Arsteca.net

Special Lighting District Proposal

A project intended to account for and collect unpaid fees instead shifts costs to residential customers.
Post-Standard letter.

April 10, 2015

To the Editor:

I applaud the City's effort to research, account for, and simplify its special lighting districts in an attempt to properly assess and collect fees it is due. However, after reviewing the pending legislation and related documents for special lighting districts, I see a number of begging questions.

The new law proposes to charge all new districts (except Urban Core) 100% for the assets and energy cost of special lighting. Shouldn't the charge be for the difference between special lighting and normal lighting cost? The old 50% rate would be closer to fair.

Why is there a 10 fold difference among special lighting charges? My quick survey found no more than a 2 fold variation in asset costs. Also, amortization of assets are a minor part of special lighting costs; installation, maintenance, and energy use---roughly equal for all---are the majority costs. The special lighting fees National Grid charges the City seem high and erratic. I think the City should review and renegotiate them.

"Specialty Lighting" is not "special". It is lighting installed when and where utility lines are buried. Its cost is simply the cost of installing light poles where utility poles don't exist.
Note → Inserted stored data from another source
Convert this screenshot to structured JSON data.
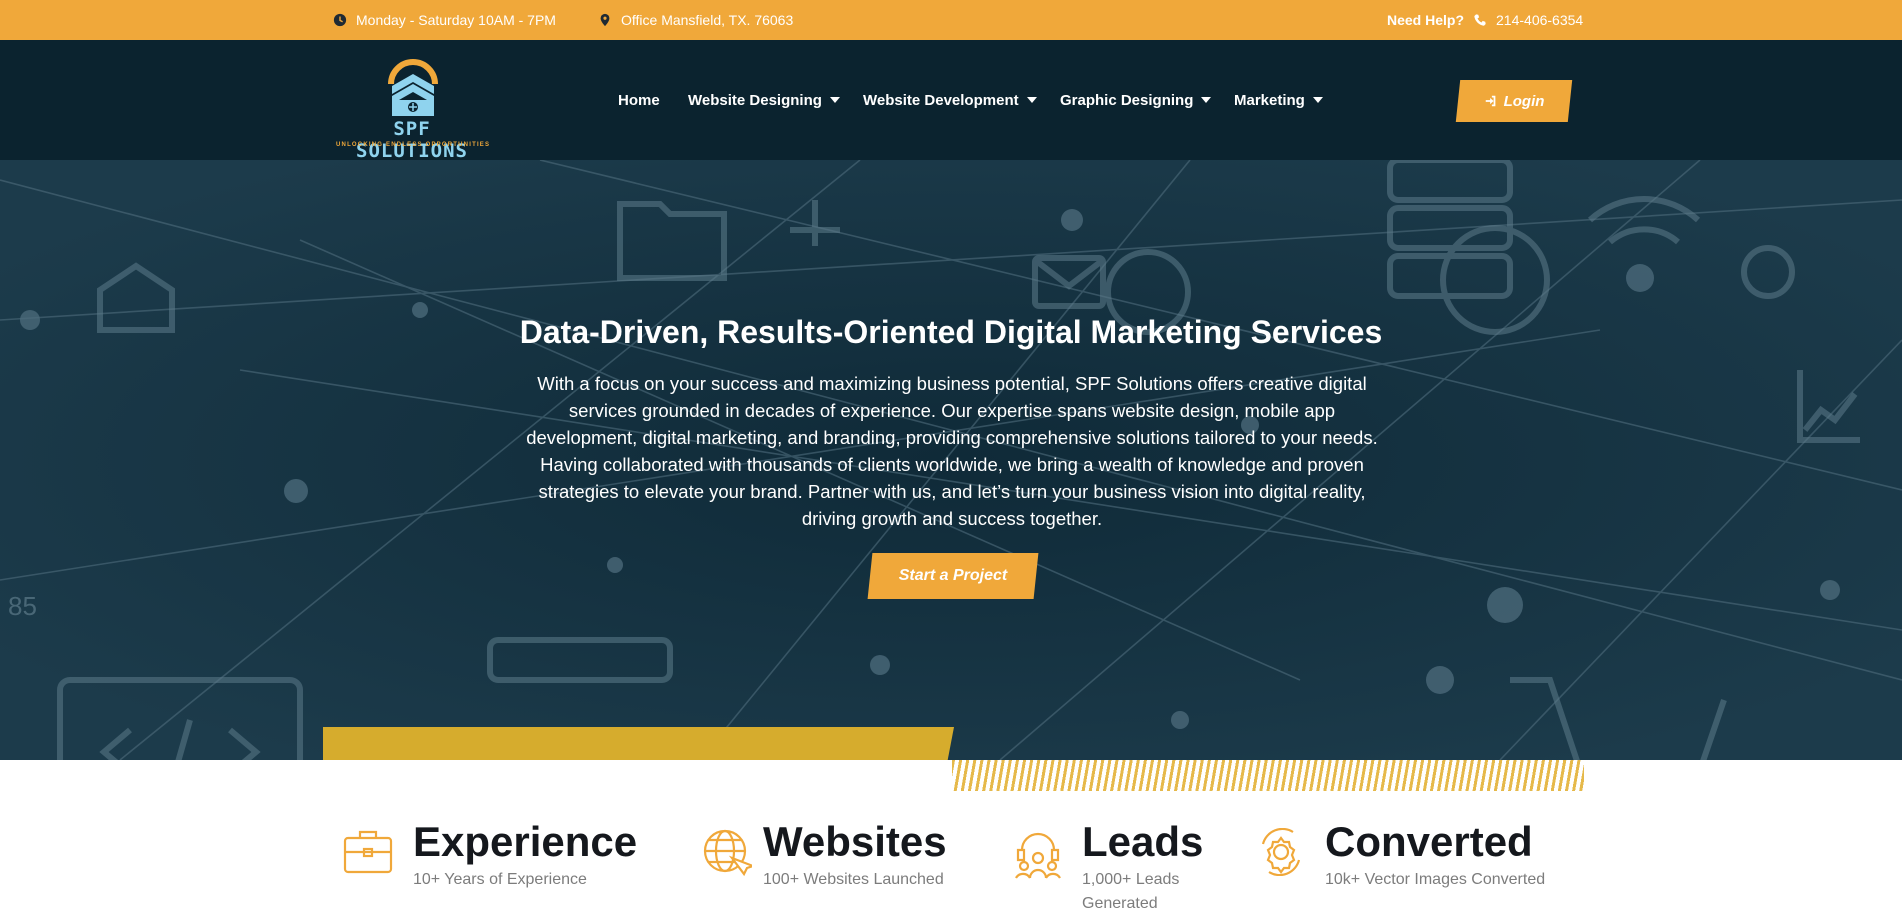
{
  "topbar": {
    "hours": "Monday - Saturday 10AM - 7PM",
    "office": "Office Mansfield, TX. 76063",
    "help_label": "Need Help?",
    "phone": "214-406-6354"
  },
  "brand": {
    "name": "SPF SOLUTIONS",
    "tagline": "UNLOCKING ENDLESS OPPORTUNITIES"
  },
  "nav": {
    "items": [
      {
        "label": "Home",
        "dropdown": false
      },
      {
        "label": "Website Designing",
        "dropdown": true
      },
      {
        "label": "Website Development",
        "dropdown": true
      },
      {
        "label": "Graphic Designing",
        "dropdown": true
      },
      {
        "label": "Marketing",
        "dropdown": true
      }
    ],
    "login_label": "Login"
  },
  "hero": {
    "title": "Data-Driven, Results-Oriented Digital Marketing Services",
    "body": "With a focus on your success and maximizing business potential, SPF Solutions offers creative digital services grounded in decades of experience. Our expertise spans website design, mobile app development, digital marketing, and branding, providing comprehensive solutions tailored to your needs. Having collaborated with thousands of clients worldwide, we bring a wealth of knowledge and proven strategies to elevate your brand. Partner with us, and let’s turn your business vision into digital reality, driving growth and success together.",
    "cta_label": "Start a Project"
  },
  "stats": [
    {
      "title": "Experience",
      "subtitle": "10+ Years of Experience",
      "icon": "briefcase-icon"
    },
    {
      "title": "Websites",
      "subtitle": "100+ Websites Launched",
      "icon": "globe-icon"
    },
    {
      "title": "Leads",
      "subtitle": "1,000+ Leads Generated",
      "icon": "users-icon"
    },
    {
      "title": "Converted",
      "subtitle": "10k+ Vector Images Converted",
      "icon": "gear-icon"
    }
  ],
  "colors": {
    "accent": "#f0a83a",
    "header_bg": "#0b232f",
    "hero_bg": "#102c3b",
    "gold": "#d6ac2d"
  }
}
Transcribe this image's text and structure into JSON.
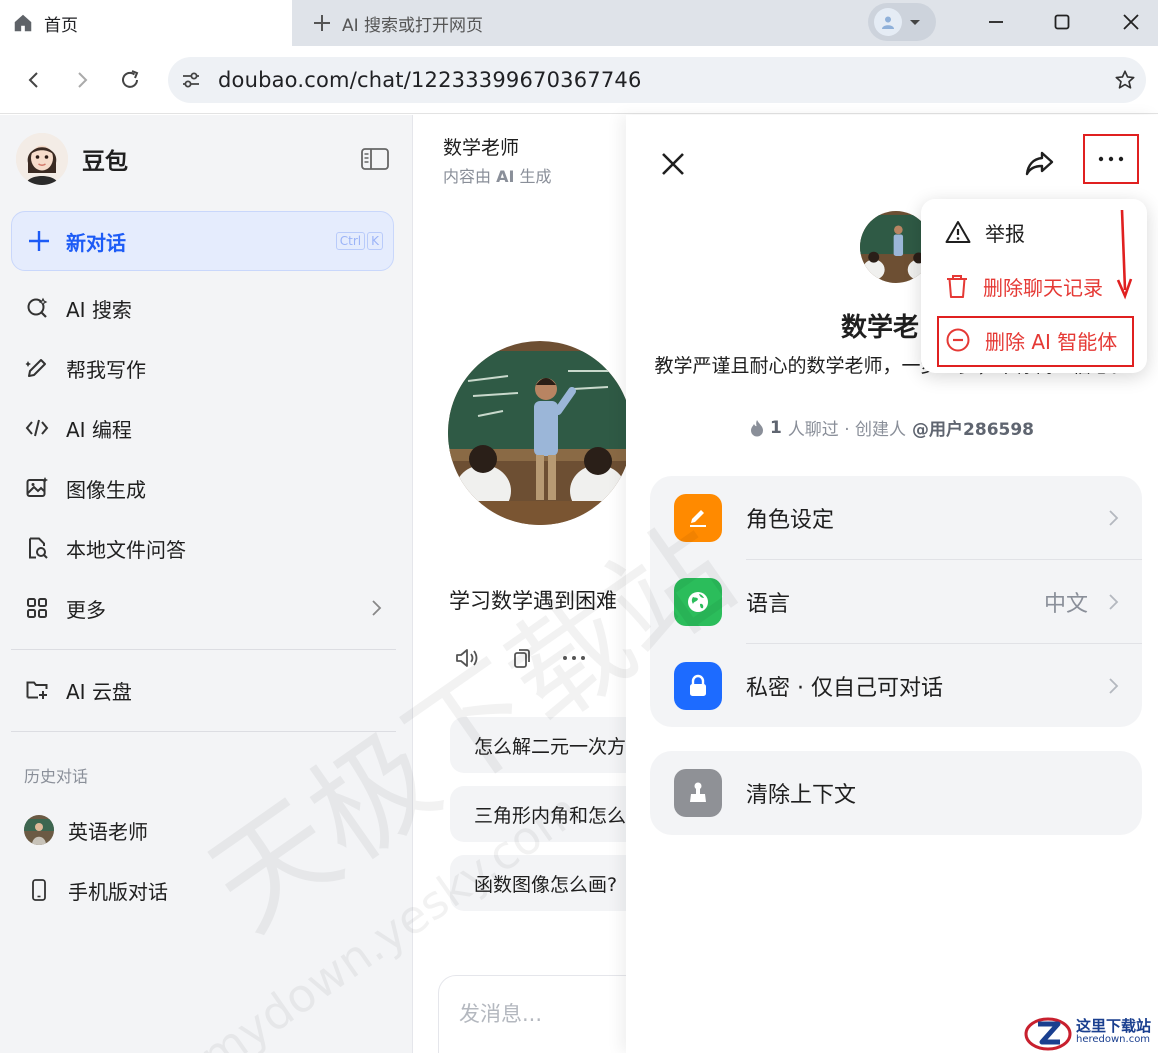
{
  "browser": {
    "active_tab": "首页",
    "new_tab": "AI 搜索或打开网页",
    "url": "doubao.com/chat/12233399670367746"
  },
  "sidebar": {
    "brand": "豆包",
    "new_chat": "新对话",
    "shortcut": [
      "Ctrl",
      "K"
    ],
    "items": [
      {
        "label": "AI 搜索",
        "icon": "ai-search-icon"
      },
      {
        "label": "帮我写作",
        "icon": "pen-sparkle-icon"
      },
      {
        "label": "AI 编程",
        "icon": "code-icon"
      },
      {
        "label": "图像生成",
        "icon": "image-icon"
      },
      {
        "label": "本地文件问答",
        "icon": "file-search-icon"
      },
      {
        "label": "更多",
        "icon": "grid-icon"
      }
    ],
    "cloud": "AI 云盘",
    "history_title": "历史对话",
    "history": [
      {
        "label": "英语老师"
      },
      {
        "label": "手机版对话"
      }
    ]
  },
  "chat": {
    "title": "数学老师",
    "subtitle_prefix": "内容由 ",
    "subtitle_ai": "AI",
    "subtitle_suffix": " 生成",
    "greeting": "学习数学遇到困难",
    "suggestions": [
      "怎么解二元一次方",
      "三角形内角和怎么",
      "函数图像怎么画?"
    ],
    "input_placeholder": "发消息..."
  },
  "panel": {
    "name": "数学老",
    "description": "教学严谨且耐心的数学老师，一步一步，帮你树立信心。",
    "description_line2": "树立信心。",
    "meta_count": "1",
    "meta_text": "人聊过 · 创建人 ",
    "meta_creator": "@用户286598",
    "rows": [
      {
        "label": "角色设定",
        "value": "",
        "color": "#ff8a00"
      },
      {
        "label": "语言",
        "value": "中文",
        "color": "#2bbd5b"
      },
      {
        "label": "私密 · 仅自己可对话",
        "value": "",
        "color": "#1d6bff"
      }
    ],
    "clear": {
      "label": "清除上下文",
      "color": "#8f9196"
    }
  },
  "dropdown": {
    "items": [
      {
        "label": "举报",
        "color": "#1f1f1f"
      },
      {
        "label": "删除聊天记录",
        "color": "#e53935"
      },
      {
        "label": "删除 AI 智能体",
        "color": "#e53935"
      }
    ]
  },
  "watermark": {
    "big": "天极下载站",
    "small": "mydown.yesky.com",
    "logo_cn": "这里下载站",
    "logo_en": "heredown.com"
  }
}
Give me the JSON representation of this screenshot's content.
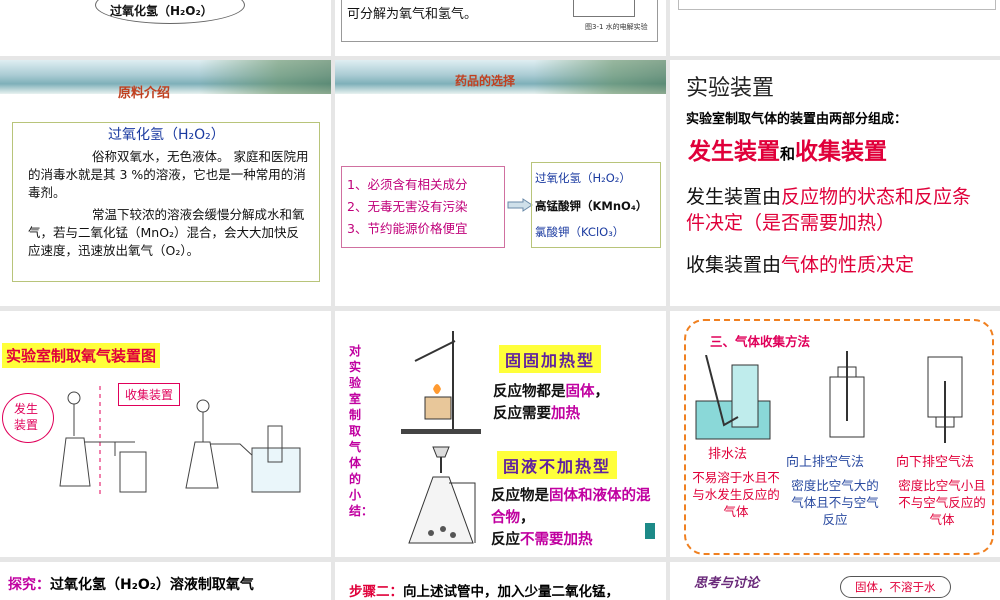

Light poles don't cost that much.

Though the original project endeavor was to account for and collect unpaid/uncharged special lighting fees, the result includes shifting costs from the City to property owners (50% -> 100%) except downtown---mostly commercial---properties (100% -> 50%). Why the change?

It seems most municipalities charge residential districts 50%, and business districts 100%, of special lighting costs. I don't see why Syracuse should flip this policy. If the City pays 50%, it will have "skin in the game", and will have incentive to negotiate reasonable fees for the construction and maintenance of special lighting.